Elle cache le décès de sa mère pour continuer à percevoir sa retraite pendant neuf ans

Pendant pratiquement une décennie, elle a profité de la pension de retraite de sa mère qui était décédée. Elle n’avait jamais déclaré sa mort aux organismes. Le préjudice est estimé à quinze millions de francs.

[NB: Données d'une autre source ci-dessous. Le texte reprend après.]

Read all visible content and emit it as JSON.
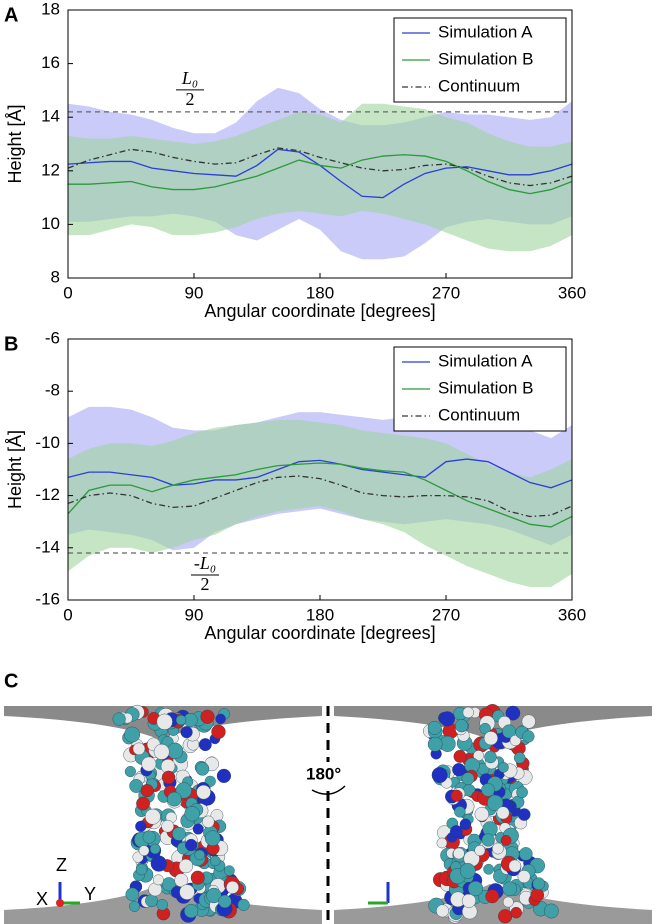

Un « oubli » qui lui a rapporté un joli pactole. C’est une affaire peu banale que viennent de mettre au jour les enquêteurs de la police nationale à Nouméa. D’après nos informations, une femme d’une soixantaine d’années vient d’être démasquée après avoir, pendant des années, trompé les administrations et touché illégalement des millions de francs de revenus, dont les pensions de retraite, au préjudice des caisses sociales du pays pourtant pas épargnées par un déficit abyssal. En avril 2013, au décès de sa mère, la suspecte n’avait pas trouvé bon de déclarer la mort de celle-ci aux différents organismes, comme la loi l’exige pourtant, comme la Cafat (Caisse de compensation des prestations familiales, des accidents du travail et de la prévoyance des travailleurs de la Nouvelle-Calédonie) ou la compagnie de retraite complémentaire. Chaque mois, la pension de retraite (versée à sa mère depuis 1988), une pension de réversion ainsi qu’une retraite complémentaire continuent de tomber sur le compte bancaire de sa mère défunte.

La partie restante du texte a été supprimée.